Erdoğan: Güney Afrikalı dostlarımızın İsrail aleyhine açtığı ‘soykırım’ davasına biz de müdahil olmayı kararlaştırdık

Cumhurbaşkanı Recep Tayyip Erdoğan, “Güney Afrikalı dostlarımızın Uluslararası Adalet Divanı’nda İsrail aleyhine açtığı ‘soykırım’ davasına biz de müdahil olmayı kararlaştırdık. İsrail’in soykırım suçu işlediğine dair elimizdeki tüm belgeleri ve bilgileri muhataplarımıza iletiyoruz. Türkiye, Filistin halkının ve doğdukları toprakları kahramanca savunan Filistinli direnişçilerin yanındadır” dedi.

TAHA AYHAN
ANKARA-Cumhurbaşkanı Recep Tayyip Erdoğan, Beştepe Millet Kongre ve Kültür Merkezi’nde düzenlenen ‘Uluslararası İyilik Ödülleri Töreni’nde konuştu. Cumhurbaşkanı Erdoğan, ‘6’ncı Uluslararası İyilik Ödülleri’ni 2022 yılında büyük bir coşkuyla gerçekleştirdiklerini hatırlatarak, “2 yılın ardından bu kez 7’nci uluslararası İyilik Ödülleri’nin tevcih töreni vesilesiyle tekrar bir aradayız.
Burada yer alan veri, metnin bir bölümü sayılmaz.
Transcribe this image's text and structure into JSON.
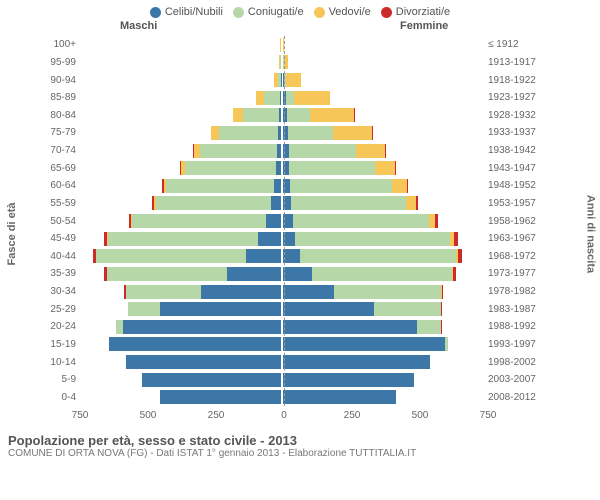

Bizleri iyiliğin cihan şumul şemsiyesi altında böylesine kıymetli bir programda buluşturan Diyanet Vakfımıza ve Diyanet İşleri Başkanlığımıza şahsım ve milletim adına teşekkür ediyorum. Tam 49 yıldır Türkiye’de ve dünyanın dört bir yanında yürüttüğü faaliyetlerle farklı coğrafyalara iyilik tohumları serpmeye, dostluk, dayanışma, kardeşlik köprüleri kurmaya devam ediyor. Üstat Necip Fazıl’ın, ‘Tohum saç, bitmezse toprak utansın, hedefe varmayan mızrak utansın’ ruhuna uygun şekilde karşılık beklemeden koşan, koşturan, ter döken vakfımızın kıymetli mevcutlarını kutluyor, özverili çalışmalarından ötürü kendilerine teşekkür ediyorum. Yurt içindeki özellikle de insanların en hayırlısı ‘insanlara faydalı olandır’ düsturunu kendisine rehber edinen Türkiye Diyanet Vakfı görüyoruz ki görkemli bir çınar gibi günden güne serpiliyor, büyüyor, tüm dünyaya dal budak salıyor. Yurt içindeki bin 3 şubesi ve dünyanın 149 ülkesindeki eğitim, kültür, sosyal hizmetler ve yardım faaliyetleriyle medarıiftiharımız olan Türkiye Diyanet Vakfı’mızla gurur duyuyoruz. Rabbim sizlerden tüm vakıf insanlarından razı olsun diyorum” dedi.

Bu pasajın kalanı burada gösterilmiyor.